Learning Services Website Redesign
BUSINESS PROBLEM AND GOAL
The Learning Services department at Cherwell acted as a company within a company. We provided training resources to internal and external customers. Our website, nested within Cherwell's main site structure, acted as our Marketing and Sales pipeline for anyone interested in learning the product. This included payment processing, scheduling, and course information for each class. In 2018, Cherwell launched a branding initiative that affected every department.During this transition we revamped every page on the site. Our team took this as an opportunity to review our Learning Services pages for their usability, content, and overall user experience; along with compliance for the rebranding initiative. Ideally, this would reduce the amount of support tickets and administration needs from our department’s training coordinators. In addition it would refine our site processes in anticipation of company growth. This project was completed prior to Cherwell Learn.
MY ROLE
My role was to redesign the website, and architect the user flow between the site and the training portal. I needed to research the main pain points of our current internal and external customers and propose meaningful changes based on the discovery. I would then design and implement these changes side-by-side with the re-launch of our brand.DISCOVERY
Cherwell is a B2B company, selling an ITSM software solution. The majority of IT professionals are 34 to 44 year old males. For this project I started with my teammates, interviewing them about common support questions and administration headaches. I conducted interviews with people inside and out of Learning Services to outline improvements we can make. We also had a stellar reputation with our training customers, and chose several companies and partners to also provide feedback.The survey surfaced one of the key takeaways that guided our design changes. Our customers felt a disconnect from our website and the on-demand video training portal, which was our flagship offering as a department. We housed a complete course catalog on the company's main site, but the distinction between the type of course they were taking, and which portal's they would have access too, wasn't clear. There also wasn't a clear indicator of the pricing, and what was included with each offering.

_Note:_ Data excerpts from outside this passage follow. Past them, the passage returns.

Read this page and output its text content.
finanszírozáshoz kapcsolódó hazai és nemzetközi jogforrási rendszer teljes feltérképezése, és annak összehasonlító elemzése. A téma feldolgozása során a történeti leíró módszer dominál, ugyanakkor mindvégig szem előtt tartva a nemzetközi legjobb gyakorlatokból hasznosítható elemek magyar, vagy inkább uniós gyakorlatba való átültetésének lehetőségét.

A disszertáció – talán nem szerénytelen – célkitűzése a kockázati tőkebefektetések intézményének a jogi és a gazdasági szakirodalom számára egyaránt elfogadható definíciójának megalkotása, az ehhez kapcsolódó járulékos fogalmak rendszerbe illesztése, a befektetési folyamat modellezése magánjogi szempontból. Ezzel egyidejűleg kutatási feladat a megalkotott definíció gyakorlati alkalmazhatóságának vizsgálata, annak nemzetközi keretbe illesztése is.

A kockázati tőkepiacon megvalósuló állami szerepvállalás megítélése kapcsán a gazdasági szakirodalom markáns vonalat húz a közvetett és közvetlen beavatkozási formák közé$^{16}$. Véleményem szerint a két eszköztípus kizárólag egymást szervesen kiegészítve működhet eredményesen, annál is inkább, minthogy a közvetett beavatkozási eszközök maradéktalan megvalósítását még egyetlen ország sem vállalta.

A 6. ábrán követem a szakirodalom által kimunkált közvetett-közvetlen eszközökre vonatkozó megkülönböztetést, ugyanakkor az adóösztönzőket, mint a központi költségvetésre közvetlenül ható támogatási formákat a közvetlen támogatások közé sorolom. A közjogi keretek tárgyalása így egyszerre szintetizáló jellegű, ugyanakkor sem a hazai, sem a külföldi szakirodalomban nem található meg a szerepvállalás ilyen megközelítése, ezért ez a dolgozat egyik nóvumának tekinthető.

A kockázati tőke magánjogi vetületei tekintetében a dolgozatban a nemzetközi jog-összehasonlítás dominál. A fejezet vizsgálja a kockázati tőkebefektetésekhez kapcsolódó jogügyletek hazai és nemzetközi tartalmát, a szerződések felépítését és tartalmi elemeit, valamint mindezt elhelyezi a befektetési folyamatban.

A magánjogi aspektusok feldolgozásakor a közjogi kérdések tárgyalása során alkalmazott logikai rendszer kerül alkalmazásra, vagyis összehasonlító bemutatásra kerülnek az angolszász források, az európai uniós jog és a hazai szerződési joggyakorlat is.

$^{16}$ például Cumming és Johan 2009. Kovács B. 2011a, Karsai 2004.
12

Competitive Analysis/Industry Trends
While sticking closely to Cherwell's new Branding Style Guide, we also looked closely at a similar company’s user flows when connecting to their on-demand training platform. Indicating the type of course through iconography was popular. This company used material design to display information dynamically. We implemented this functionality and more.
PROTOTYPING
I created a wireframe for my proposed changes using Adobe Illustrator, and conducted several workshops to refine the process. We needed to have users in different states when they first accessed the site, so we created user stories for almost every scenario. I created branches stemming from our Learning Services home page.I worked closely with our Sitecore developers to create a Course Catalog filtering system (material design). This catalog provided options for a user to search based on their company role, a Cherwell Software feature, their company's version of Cherwell, their preferred learning method (Video, eLearning, In-Person, Virtually) and more!
BUSINESS RESULT
As a result of these changes we had a significant decrease in support tickets for our department. We had an influx of users to the Video Learning Library as a part of the company's growth, and ease of use. Our department training coordinators had more time to focus on customer relations and questions specific to Instructor-Led classes.We were a full fledged revenue generating department at this point, and the redesign automated most of it. The customer feedback was extremely positive, and on more than one occasion the services offered on our site won us business over our competitors.